That's the simple version, anyway. But Lewis doesn't tell this story simply. Instead, he deftly intercuts two time-frames. One is set in the present in the off-season resort of Mablethorpe where George keeps a seaside hideout and finds himself getting involved with Lesley, a blonde who may really be a brunette, or a brunette who may really be a blonde. The other storyline takes place in London — nicknamed The Smoke — and chronicles what happened with his wife, lawyer and sidekick that forces George to hide out in Mablethorpe. As we hopscotch between present and past, The Sea and The Smoke, we discover that George is so mired in events that he doesn't fully grasp his own story.

The same may have been true of Lewis, a self-destructive sort who died at 42. He was a boozer, a womanizer, and I've heard it said, not immune to participating in dodgy enterprises. True or not, his sense of the criminal life is utterly convincing. You won't find any debonair cat burglars in his world. He knows the appetites that drive violent men, knows the codes of honor that give the underworld a kind of morality and knows how the British ruling class has its finger in every pie — even the illegal ones.

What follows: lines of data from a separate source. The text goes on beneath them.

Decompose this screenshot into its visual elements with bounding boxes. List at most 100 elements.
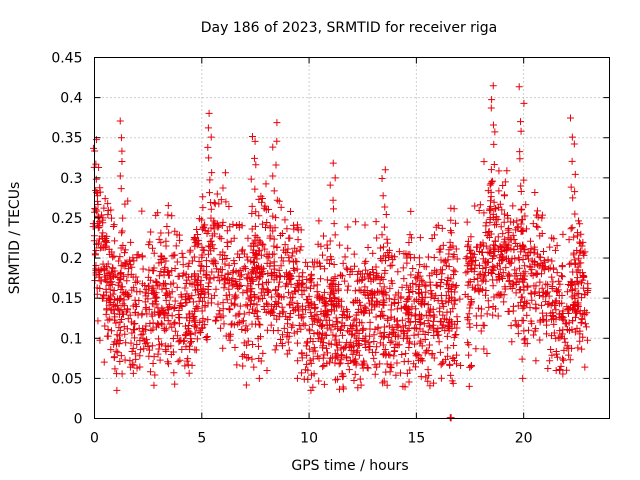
data-point [144,289,152,297]
data-point [504,307,512,315]
data-point [190,280,198,288]
data-point [181,362,189,370]
data-point [326,181,334,189]
data-point [117,271,125,279]
data-point [177,291,185,299]
data-point [173,258,181,266]
data-point [270,268,278,276]
data-point [573,324,581,332]
data-point [352,315,360,323]
data-point [487,104,495,112]
data-point [505,228,513,236]
data-point [275,299,283,307]
data-point [226,336,234,344]
data-point [518,293,526,301]
data-point [133,277,141,285]
data-point [242,264,250,272]
data-point [463,218,471,226]
data-point [486,215,494,223]
data-point [170,369,178,377]
data-point [307,308,315,316]
data-point [486,197,494,205]
data-point [443,332,451,340]
data-point [161,280,169,288]
data-point [374,324,382,332]
data-point [230,301,238,309]
data-point [417,355,425,363]
data-point [436,248,444,256]
data-point [510,246,518,254]
data-point [116,336,124,344]
data-point [227,299,235,307]
data-point [372,272,380,280]
data-point [203,332,211,340]
data-point [338,314,346,322]
data-point [415,290,423,298]
data-point [565,351,573,359]
data-point [552,306,560,314]
data-point [465,278,473,286]
data-point [203,262,211,270]
data-point [170,305,178,313]
data-point [297,243,305,251]
data-point [359,326,367,334]
data-point [331,174,339,182]
data-point [570,140,578,148]
data-point [155,345,163,353]
data-point [483,350,491,358]
data-point [380,223,388,231]
data-point [409,265,417,273]
data-point [147,276,155,284]
data-point [238,247,246,255]
data-point [333,300,341,308]
data-point [102,285,110,293]
data-point [339,383,347,391]
data-point [400,275,408,283]
data-point [203,271,211,279]
data-point [484,297,492,305]
data-point [279,331,287,339]
data-point [129,254,137,262]
data-point [328,306,336,314]
data-point [478,277,486,285]
data-point [329,196,337,204]
data-point [104,316,112,324]
data-point [563,366,571,374]
data-point [406,231,414,239]
data-point [373,287,381,295]
y-tick-label: 0.1 [60,331,82,347]
data-point [534,223,542,231]
data-point [111,237,119,245]
data-point [118,227,126,235]
data-point [376,329,384,337]
data-point [493,291,501,299]
data-point [163,222,171,230]
data-point [574,344,582,352]
data-point [437,374,445,382]
data-point [100,358,108,366]
data-point [108,327,116,335]
data-point [402,322,410,330]
data-point [208,258,216,266]
data-point [216,277,224,285]
data-point [425,322,433,330]
data-point [581,320,589,328]
data-point [424,377,432,385]
data-point [442,280,450,288]
data-point [225,261,233,269]
data-point [539,309,547,317]
data-point [362,344,370,352]
data-point [160,325,168,333]
data-point [230,281,238,289]
data-point [211,230,219,238]
data-point [322,344,330,352]
data-point [429,305,437,313]
data-point [409,288,417,296]
data-point [92,160,100,168]
data-point [438,224,446,232]
data-point [262,224,270,232]
data-point [290,225,298,233]
data-point [255,275,263,283]
data-point [277,293,285,301]
data-point [106,315,114,323]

Not one to glamorize criminals, Lewis is brilliant at showing us the seedy world they inhabit. Get Carter is one of the best-ever fictional portraits of a small, industrial English city with its tawdry shops, dingy rooming houses, and suffocating air of decline from something that wasn't that great to begin with. It's matched by the disillusioned pungency of GBH's vision of off-season Mablethorpe with its talent-challenged cabaret, shuttered amusement park, and gigantic hotel bar that George describes as having "all the charm of a crematorium." Lewis really knows — and feels — the places he's writing about.

And his work cuts to the bone, both literally and metaphysically. At his best, he achieves something only a handful of crime writers ever do — the chilling sense of cosmic fatality that links noir anti-heroes to the likes of Oedipus and Macbeth. Now, it might be a tad much to call GBH a tragedy. George lacks the requisite nobility of soul — he's a thuggish porn baron, after all. But his story is one of hubris, and it leads to an inexorable fall. The cocky George is a clever, masterful man who learns — too late, of course — that he's not quite as clever and masterful as he thought.